Human Nature Flashcards
Plato’s Rationalism
He believed that the physical world we perceive through our senses is merely an imperfect reflection of these Forms. True knowledge comes from grasping the Forms through reason and philosophical contemplation, not from sensory experience.
Realm of forms
Plato argued that through intellectual engagement and reasoning, humans can access the realm of Forms - the perfect, abstract concepts or ideals that represent true reality.
Allegory of the cave
The allegory of the cave illustrates how reason allows us to transcend the limited world of appearances and gain conceptual, abstract understanding of reality.
Descartes’ Rationalism
Descartes used reason and radical doubt to arrive at the foundational truth “I think, therefore I am” - establishing the existence of the self through pure thought alone
Descartes belief
He believed that through reason and deduction from clear and distinct innate ideas, we can gain certain knowledge about the nature of reality, including the existence of God
Descartes human mind
Descartes saw reason as a faculty that gives the human mind access to timeless, conceptual truths about the world, independent of sensory experience.
Empiricism
holds that all knowledge is derived from sensory experience. Empiricists like John Locke and David Hume argued that the mind is originally a (tabula rasa) and that ideas and knowledge come solely from observations of the external world through the senses
Rationalism
Rationalism, on the other hand, maintains that reason is the primary and most reliable source of knowledge. Rationalists like Descartes believed that the mind is born with innate ideas and that we can attain knowledge through pure reason and deduction, independent of sensory experience.

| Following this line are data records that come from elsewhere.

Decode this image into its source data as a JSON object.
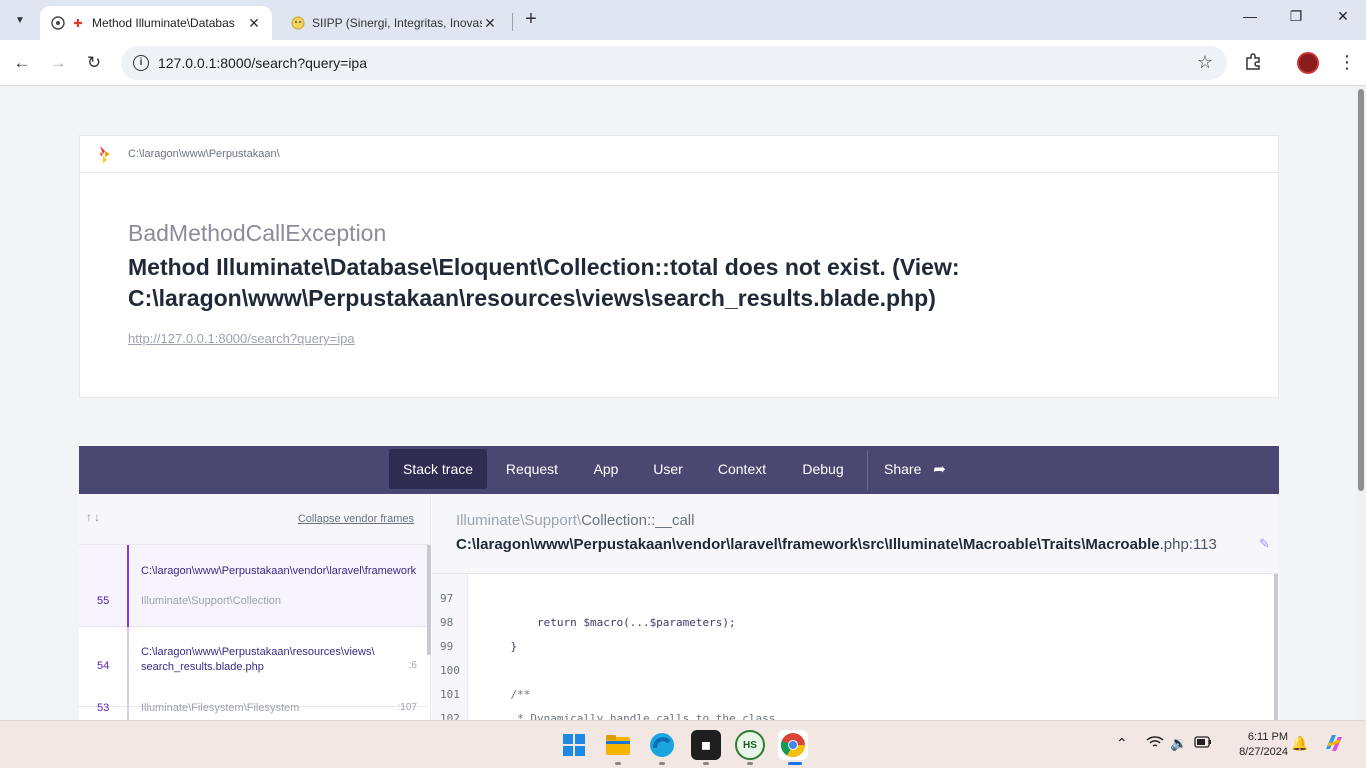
{
  "browser": {
    "tabs": [
      {
        "title": "Method Illuminate\\Databas",
        "active": true
      },
      {
        "title": "SIIPP (Sinergi, Integritas, Inovasi",
        "active": false
      }
    ],
    "url": "127.0.0.1:8000/search?query=ipa"
  },
  "error": {
    "app_path": "C:\\laragon\\www\\Perpustakaan\\",
    "exception_class": "BadMethodCallException",
    "message": "Method Illuminate\\Database\\Eloquent\\Collection::total does not exist. (View: C:\\laragon\\www\\Perpustakaan\\resources\\views\\search_results.blade.php)",
    "request_url": "http://127.0.0.1:8000/search?query=ipa"
  },
  "nav": {
    "items": [
      "Stack trace",
      "Request",
      "App",
      "User",
      "Context",
      "Debug"
    ],
    "share_label": "Share",
    "active": "Stack trace"
  },
  "frames": {
    "collapse_label": "Collapse vendor frames",
    "list": [
      {
        "number": "55",
        "file": "C:\\laragon\\www\\Perpustakaan\\vendor\\laravel\\framework",
        "class": "Illuminate\\Support\\Collection",
        "line": ""
      },
      {
        "number": "54",
        "file": "C:\\laragon\\www\\Perpustakaan\\resources\\views\\",
        "file2": "search_results.blade.php",
        "class": "",
        "line": ":6"
      },
      {
        "number": "53",
        "file": "",
        "class": "Illuminate\\Filesystem\\Filesystem",
        "line": ":107"
      }
    ]
  },
  "detail": {
    "class_prefix": "Illuminate\\Support\\",
    "class_name": "Collection::__call",
    "file_path": "C:\\laragon\\www\\Perpustakaan\\vendor\\laravel\\framework\\src\\Illuminate\\Macroable\\Traits\\Macroable",
    "file_ext_line": ".php:113",
    "code": [
      {
        "n": "97",
        "text": ""
      },
      {
        "n": "98",
        "text": "        return $macro(...$parameters);"
      },
      {
        "n": "99",
        "text": "    }"
      },
      {
        "n": "100",
        "text": ""
      },
      {
        "n": "101",
        "text": "    /**"
      },
      {
        "n": "102",
        "text": "     * Dynamically handle calls to the class."
      }
    ]
  },
  "taskbar": {
    "time": "6:11 PM",
    "date": "8/27/2024"
  }
}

Kant’s Transcendental Idealism
Kant tried to reconcile rationalism and empiricism through his doctrine of transcendental idealism. He argued that the mind imposes certain innate structures (time, space, causality) on experience, but that empirical input is also necessary for knowledge.
Analytic vs. Synthetic
Analytic statements are true by definition (e.g. bachelors are unmarried).
Synthetic statements make claims about the world that go beyond the meaning of the terms (e.g. all bachelors are unhappy).
A Priori vs. A Posteriori
A priori means “from the former” - knowledge independent of experience.
A posteriori means “from the latter” - knowledge derived from experience.
Synthetic A Priori
For Kant, some synthetic judgments like mathematical and scientific truths are known a priori, independent of experience.
These are possible because the mind actively structures sensory input.
Kant on Human Nature
Kant argued that the mind has innate capacities (time, space, causality) that allow it to organize and make sense of experience.
These mental structures are part of our rational human nature.